While diarrhea is a frequent accompaniment of more benign abdominal conditions, its presence alone should never rule out serious disease. For example, diarrhea is common with mesenteric ischemia and is frequently reported in conditions such as appendicitis.15
In one series of 1000 ED patients presenting with abdominal pain, 18% presented with diarrhea. No patient aged less than 40 with diarrhea and continuous pain was found to have a surgical cause for their symptoms.22
Conversely, diarrhea can be reported in up to one-fifth of patients with colonic obstruction.23
Diarrhea also occurs in early small bowel obstruction as the reflexively hyperactive bowel distal to the obstruction clears itself, and with partial obstruction, diarrhea may be ongoing. Absence of flatus is a more reliable sign than constipation in bowel obstruction, since the bowel clears gas more rapidly than fluid. Bloody stool in the presence of significant abdominal pain should raise the suspicion for mucosal compromise from ischemia. Melena suggests an upper source of bleeding, while frank blood can indicate a lower source or a massive upper bleed with rapid transit time. The urge to defecate in a patient with acute abdominal pain has been described as a harbinger of serious disease including a ruptured aneurysm in the older patient or ruptured ectopic pregnancy in the young.24
Many genitourinary tract diseases can present with abdominal pain. Conversely, any inflammatory process contiguous to the genitourinary tract (including appendicitis, cholecystitis, pancreatitis, or any inflammatory process involving bowel) may result in both pyuria and dysuria. This can lead to misdiagnosis of both gastrointestinal and genitourinary conditions. In men, testicular torsion may present as abdominal pain, nausea, and vomiting. In women, the enlarging uterus of pregnancy can itself cause discomfort and displace abdominal organs in such a way as to further complicate the diagnosis of many abdominal conditions, especially appendicitis. For these reasons, a menstrual (where applicable), sexual, and genitourinary history should be obtained in most patients with abdominal pain. The report of normal, regular menses should not preclude consideration of current pregnancy.25
Cardiopulmonary symptoms such as cough and dyspnea can point to a nonabdominal cause of abdominal pain. Syncope may indicate disease originating in the chest (pulmonary embolism, dissection) or abdomen (acute aortic aneurysm, ectopic pregnancy).

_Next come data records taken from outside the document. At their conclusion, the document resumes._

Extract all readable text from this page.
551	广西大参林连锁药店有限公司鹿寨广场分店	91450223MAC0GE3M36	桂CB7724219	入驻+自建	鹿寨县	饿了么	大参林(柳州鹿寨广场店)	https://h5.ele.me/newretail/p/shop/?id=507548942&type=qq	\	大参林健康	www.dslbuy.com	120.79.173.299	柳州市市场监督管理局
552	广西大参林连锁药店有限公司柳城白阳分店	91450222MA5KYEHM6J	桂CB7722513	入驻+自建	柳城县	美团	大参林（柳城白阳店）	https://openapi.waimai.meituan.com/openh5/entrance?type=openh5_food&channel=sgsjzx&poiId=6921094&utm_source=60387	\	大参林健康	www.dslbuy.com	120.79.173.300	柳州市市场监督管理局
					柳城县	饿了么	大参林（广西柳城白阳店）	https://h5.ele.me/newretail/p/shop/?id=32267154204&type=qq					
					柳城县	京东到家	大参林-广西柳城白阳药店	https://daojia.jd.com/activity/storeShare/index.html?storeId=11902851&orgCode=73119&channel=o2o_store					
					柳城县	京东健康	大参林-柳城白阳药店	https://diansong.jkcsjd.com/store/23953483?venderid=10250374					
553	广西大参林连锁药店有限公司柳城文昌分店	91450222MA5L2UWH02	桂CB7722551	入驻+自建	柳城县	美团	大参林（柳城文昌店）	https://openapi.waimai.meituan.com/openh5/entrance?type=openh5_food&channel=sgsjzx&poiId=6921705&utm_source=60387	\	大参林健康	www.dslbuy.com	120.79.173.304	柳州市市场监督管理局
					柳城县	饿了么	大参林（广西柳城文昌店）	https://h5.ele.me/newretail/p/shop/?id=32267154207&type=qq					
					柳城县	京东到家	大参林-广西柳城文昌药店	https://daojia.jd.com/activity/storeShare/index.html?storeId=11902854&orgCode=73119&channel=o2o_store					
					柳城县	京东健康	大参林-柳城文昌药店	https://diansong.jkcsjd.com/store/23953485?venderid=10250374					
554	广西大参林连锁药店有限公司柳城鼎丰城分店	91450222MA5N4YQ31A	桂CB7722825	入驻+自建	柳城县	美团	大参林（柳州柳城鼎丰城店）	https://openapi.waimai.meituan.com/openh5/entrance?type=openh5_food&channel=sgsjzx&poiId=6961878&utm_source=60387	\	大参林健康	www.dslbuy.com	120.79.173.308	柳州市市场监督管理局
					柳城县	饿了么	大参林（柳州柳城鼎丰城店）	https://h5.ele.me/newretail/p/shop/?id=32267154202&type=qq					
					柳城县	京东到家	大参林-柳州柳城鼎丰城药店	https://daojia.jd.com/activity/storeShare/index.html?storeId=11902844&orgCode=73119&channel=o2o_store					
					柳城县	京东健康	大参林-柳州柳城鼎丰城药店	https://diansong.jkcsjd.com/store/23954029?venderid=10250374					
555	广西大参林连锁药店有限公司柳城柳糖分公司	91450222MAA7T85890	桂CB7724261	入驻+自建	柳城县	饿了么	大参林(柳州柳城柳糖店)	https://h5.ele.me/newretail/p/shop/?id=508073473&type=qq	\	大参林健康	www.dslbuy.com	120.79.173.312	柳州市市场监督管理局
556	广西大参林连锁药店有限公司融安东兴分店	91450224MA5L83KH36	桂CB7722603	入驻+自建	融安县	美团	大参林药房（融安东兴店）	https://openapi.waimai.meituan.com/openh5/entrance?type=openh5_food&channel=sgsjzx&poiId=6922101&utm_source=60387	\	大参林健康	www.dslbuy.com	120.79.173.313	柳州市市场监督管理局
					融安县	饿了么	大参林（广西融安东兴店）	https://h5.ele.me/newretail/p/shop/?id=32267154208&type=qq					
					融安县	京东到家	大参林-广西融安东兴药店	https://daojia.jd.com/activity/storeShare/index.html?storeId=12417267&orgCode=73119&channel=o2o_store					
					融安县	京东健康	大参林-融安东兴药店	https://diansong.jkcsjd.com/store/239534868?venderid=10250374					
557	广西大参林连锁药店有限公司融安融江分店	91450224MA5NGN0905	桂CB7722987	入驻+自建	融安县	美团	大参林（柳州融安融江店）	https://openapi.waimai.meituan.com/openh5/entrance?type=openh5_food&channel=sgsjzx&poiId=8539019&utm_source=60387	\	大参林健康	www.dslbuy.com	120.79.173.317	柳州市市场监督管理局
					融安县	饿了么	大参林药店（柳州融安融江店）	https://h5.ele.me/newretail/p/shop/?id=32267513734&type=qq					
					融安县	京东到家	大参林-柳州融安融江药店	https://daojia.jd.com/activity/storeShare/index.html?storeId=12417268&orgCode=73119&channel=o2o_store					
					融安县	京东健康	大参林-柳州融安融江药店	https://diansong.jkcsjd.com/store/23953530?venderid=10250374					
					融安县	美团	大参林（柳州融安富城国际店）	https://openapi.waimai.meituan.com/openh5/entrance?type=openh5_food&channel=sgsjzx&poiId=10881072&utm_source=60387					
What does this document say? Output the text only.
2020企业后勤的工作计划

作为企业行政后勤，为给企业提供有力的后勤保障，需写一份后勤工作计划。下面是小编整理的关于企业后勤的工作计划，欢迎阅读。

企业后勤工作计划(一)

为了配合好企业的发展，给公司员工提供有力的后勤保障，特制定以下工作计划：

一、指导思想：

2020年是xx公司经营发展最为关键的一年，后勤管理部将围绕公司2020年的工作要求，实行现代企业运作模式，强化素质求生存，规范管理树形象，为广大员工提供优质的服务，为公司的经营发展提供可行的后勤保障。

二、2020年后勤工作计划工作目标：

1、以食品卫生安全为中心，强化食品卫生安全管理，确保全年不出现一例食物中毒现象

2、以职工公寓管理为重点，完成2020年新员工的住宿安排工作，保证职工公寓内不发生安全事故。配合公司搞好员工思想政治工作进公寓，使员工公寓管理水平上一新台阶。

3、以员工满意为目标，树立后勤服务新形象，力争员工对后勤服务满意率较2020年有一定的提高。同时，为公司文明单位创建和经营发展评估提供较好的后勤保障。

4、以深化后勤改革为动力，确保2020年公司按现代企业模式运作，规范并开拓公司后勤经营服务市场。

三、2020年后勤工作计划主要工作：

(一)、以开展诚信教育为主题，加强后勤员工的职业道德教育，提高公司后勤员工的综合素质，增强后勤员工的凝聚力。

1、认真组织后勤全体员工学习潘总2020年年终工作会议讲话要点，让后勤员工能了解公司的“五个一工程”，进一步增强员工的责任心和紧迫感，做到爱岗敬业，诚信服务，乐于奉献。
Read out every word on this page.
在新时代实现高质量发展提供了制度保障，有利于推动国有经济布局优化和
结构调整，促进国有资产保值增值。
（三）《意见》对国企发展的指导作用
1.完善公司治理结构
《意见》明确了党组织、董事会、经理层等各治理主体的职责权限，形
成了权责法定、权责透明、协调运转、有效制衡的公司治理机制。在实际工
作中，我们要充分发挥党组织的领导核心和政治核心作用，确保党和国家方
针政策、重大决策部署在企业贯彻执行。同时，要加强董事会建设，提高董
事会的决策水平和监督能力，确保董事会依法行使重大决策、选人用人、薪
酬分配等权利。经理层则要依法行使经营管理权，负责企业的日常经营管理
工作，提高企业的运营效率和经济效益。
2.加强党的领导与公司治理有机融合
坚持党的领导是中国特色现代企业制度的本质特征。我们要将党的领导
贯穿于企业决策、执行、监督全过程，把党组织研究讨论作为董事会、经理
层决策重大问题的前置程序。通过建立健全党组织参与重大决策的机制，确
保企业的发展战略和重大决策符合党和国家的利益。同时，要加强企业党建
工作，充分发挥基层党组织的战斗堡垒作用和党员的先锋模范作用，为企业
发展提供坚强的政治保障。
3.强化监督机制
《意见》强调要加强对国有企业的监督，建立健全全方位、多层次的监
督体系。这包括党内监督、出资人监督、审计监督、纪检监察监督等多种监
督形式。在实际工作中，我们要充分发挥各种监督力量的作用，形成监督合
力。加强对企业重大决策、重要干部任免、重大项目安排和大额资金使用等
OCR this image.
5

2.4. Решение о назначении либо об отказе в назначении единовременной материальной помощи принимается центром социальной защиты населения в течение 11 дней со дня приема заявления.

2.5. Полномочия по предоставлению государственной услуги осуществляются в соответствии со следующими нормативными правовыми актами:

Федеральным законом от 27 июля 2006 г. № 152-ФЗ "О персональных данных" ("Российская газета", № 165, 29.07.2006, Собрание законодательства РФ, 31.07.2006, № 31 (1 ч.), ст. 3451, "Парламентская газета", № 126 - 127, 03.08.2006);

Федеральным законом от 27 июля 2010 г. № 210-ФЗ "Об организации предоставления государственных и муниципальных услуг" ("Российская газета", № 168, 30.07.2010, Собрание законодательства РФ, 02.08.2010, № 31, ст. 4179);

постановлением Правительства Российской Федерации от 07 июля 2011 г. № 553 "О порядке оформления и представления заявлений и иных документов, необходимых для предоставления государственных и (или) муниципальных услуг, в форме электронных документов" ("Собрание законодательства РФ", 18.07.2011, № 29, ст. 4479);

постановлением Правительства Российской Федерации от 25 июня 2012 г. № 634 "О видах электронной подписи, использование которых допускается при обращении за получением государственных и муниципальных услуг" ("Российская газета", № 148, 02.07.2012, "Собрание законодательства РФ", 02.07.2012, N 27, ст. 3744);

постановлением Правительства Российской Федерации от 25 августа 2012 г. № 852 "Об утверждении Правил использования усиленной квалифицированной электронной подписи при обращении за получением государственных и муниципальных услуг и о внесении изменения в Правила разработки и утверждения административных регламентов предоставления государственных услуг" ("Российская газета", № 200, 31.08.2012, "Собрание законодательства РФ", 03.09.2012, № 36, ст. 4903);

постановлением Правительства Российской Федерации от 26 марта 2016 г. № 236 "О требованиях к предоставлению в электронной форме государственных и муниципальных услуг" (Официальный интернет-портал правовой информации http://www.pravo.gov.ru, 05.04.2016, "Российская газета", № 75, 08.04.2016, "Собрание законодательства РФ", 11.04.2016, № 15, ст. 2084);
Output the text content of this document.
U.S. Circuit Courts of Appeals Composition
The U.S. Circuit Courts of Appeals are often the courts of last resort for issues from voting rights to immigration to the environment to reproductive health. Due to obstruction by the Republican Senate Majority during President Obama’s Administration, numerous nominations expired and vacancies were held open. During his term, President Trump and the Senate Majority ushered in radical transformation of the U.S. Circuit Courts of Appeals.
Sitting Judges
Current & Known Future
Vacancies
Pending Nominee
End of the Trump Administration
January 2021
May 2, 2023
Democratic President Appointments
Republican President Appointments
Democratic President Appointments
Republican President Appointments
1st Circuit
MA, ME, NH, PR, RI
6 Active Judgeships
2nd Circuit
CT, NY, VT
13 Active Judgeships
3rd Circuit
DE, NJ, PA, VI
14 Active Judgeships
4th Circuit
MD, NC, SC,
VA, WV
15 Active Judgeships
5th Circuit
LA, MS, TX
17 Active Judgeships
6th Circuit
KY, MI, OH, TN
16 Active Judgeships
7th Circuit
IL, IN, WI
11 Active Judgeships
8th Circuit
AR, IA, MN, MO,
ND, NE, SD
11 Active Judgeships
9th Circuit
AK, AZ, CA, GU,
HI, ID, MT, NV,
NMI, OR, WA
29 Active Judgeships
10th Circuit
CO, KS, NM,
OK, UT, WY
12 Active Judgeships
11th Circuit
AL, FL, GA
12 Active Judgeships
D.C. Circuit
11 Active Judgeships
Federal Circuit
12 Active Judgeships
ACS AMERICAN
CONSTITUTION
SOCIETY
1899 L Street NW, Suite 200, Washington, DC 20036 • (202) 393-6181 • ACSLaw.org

Past medical and surgical history, current medications
A history of prior abdominal surgery can rule out a condition or raise the suspicion for a complication such as obstruction from adhesions. Many medical conditions cause acute abdominal pain, including diabetic ketoacidosis, hypercalcemia, Addison’s disease, and sickle cell crisis. Other less common metabolic causes of acute abdominal pain include uremia, lead poisoning, methanol intoxication, hereditary angioedema, and porphyria. The patient’s current medications should be reviewed with attention to those affecting the integrity of the gastric mucosa (steroids and nonsteroidal anti-inflammatory drugs), immunosuppressive agents (impair host defenses and the generation of an inflammatory response), and any that can impair nociception (narcotics may also be a cause of pain due to constipation).
The patient’s use of drugs and alcohol may have important diagnostic implications. Cocaine use may cause intestinal as well as cardiac ischemia. Gastrointestinal complications of alcohol abuse are extensive and well known. Direct questions regarding domestic violence may reveal a traumatic source of pain.